Code Conventions for Server-side Components

Please consider the following conventions when submitting pull requests to Spinnaker.

Choice of language


In any existing module (i.e. a sub-project of an microservice) that already uses Groovy we prefer new code be written in Java.

Spinnaker uses Java 8 and we encourage use of newer features (such as lambdas, the streams API, the java.time package, and default interface methods) where appropriate.


In any module that does not currently use Groovy the language of choice is Kotlin. However, it is absolutely fine to write Java code if that’s what you’re more comfortable with.

There are cross-compilation issues with mixing Groovy and Kotlin in the same source tree. For that reason, and in the interests of retaining some measure of sanity, we would rather not mix both languages in a single module.


Although much of Spinnaker is written in it, we prefer that new production code should not use Groovy. It’s fine to use Groovy with Spock for writing tests, however.

If your changes touch on Groovy code that would be relatively easy to transform into Java, please feel free to do so. Interfaces, for example require almost no changes. Otherwise, changes to existing Groovy code are fine, but any new classes should not be written in Groovy.

Types from the Groovy runtime libraries should not be exposed in the API of any class. Since Groovy closures can be automatically type-coerced to Java SAM types, please use an appropriate SAM type for parameters or return types that may be implemented with Groovy closures.

Code formatting

We follow Google’s Java Style Guide for Java.

For Kotlin / Groovy languages please use:

  • 2 space indents.
  • No more than 1 consecutive line of whitespace.
  • Line breaks rather than overly long lines.
  • Camel case conventions as per Java.

Package structure

Spinnaker microservices automatically component-scan for @Configuration classes in the package (although we will need to rethink this convention for Java 9 compatibility). Other classes should be placed in<service>.<feature> where <service> is the microservice name, for example orca or clouddriver and <feature> is something descriptive of the feature being implemented.

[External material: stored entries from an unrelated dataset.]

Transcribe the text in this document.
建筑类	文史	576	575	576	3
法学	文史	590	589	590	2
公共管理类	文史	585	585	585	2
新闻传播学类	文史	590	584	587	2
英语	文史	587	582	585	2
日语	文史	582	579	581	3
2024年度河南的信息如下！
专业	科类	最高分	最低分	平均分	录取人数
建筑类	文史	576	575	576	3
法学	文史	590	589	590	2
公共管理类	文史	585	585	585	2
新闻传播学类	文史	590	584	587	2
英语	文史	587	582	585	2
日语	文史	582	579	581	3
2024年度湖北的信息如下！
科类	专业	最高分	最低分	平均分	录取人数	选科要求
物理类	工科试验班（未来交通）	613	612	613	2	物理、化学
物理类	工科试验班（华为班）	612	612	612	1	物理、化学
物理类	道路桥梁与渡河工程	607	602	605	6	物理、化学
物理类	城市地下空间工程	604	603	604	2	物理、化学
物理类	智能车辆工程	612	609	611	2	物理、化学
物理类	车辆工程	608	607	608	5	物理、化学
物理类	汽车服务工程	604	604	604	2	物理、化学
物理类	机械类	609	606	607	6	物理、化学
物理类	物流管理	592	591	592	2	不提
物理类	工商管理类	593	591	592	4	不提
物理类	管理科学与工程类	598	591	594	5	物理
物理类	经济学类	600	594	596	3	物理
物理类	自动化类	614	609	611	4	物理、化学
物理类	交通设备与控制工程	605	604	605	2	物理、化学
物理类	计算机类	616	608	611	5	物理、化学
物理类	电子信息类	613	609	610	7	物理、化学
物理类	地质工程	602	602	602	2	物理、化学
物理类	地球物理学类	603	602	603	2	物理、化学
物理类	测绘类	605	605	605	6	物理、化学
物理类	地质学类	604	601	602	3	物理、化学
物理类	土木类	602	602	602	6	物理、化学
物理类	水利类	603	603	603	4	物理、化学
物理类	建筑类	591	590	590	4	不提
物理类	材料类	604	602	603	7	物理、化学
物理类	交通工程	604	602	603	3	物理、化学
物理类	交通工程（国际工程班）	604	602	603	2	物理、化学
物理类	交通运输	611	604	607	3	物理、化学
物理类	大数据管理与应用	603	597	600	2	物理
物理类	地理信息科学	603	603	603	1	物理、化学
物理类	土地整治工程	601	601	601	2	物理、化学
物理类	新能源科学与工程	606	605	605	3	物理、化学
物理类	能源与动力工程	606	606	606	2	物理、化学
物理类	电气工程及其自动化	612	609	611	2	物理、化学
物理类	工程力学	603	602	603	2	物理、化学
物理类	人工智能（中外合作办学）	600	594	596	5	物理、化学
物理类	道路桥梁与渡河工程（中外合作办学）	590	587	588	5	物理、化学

Please do not separate classes into different packages according to what they are. Packages should represent the group of classes that implement a particular piece of functionality not all components of a particular type.

Naming things

Please use descriptive but concise names for variables, classes, properties, methods, and so on. Longer names are good when they add clarity. Shorter names are good when they reduce redundancy.

Representing units

It’s preferable to use types that properly represent things like durations, or timestamps (java.time.Duration and java.time.Instant would be ideal in those specific cases). If that’s not practical please include a suffix on the property / variable name that describes the unit. A property declared as public long getTimeout() is ambiguous and can easily lead to errors when developers using your code assume what the units are.

For example, these names are much less likely to result in errors:

public long getTimeoutMillis();
public long getTimeoutSeconds();


When writing Java code, please use @javax.annotation.Nullable and @javax.annotation.Nonnull annotations on return types and parameters of public methods. This lets the Kotlin compiler make better decisions about the interactions between Kotlin and Java code.

Date and time values

Please use classes from java.time and not java.util.Date or java.util.Calendar.


Please select, or create, appropriate exception types rather than throwing overly general things such as RuntimeException.

Exception types you create should extend RuntimeException (directly or indirectly). Please try to include descriptive information in exception messages, especially for errors that will be surfaced to the user.


We really appreciate contributions that include tests. Thorough testing at the unit level with maybe an integration test to validate how components tie together is ideal.

Testing tools

Spinnaker uses Spock for testing Java and Groovy code.

For Kotlin we are still pinning down specific best practices but currently recommend JUnit tests (written in Kotlin) using AssertJ and Mockito via mockito-kotlin.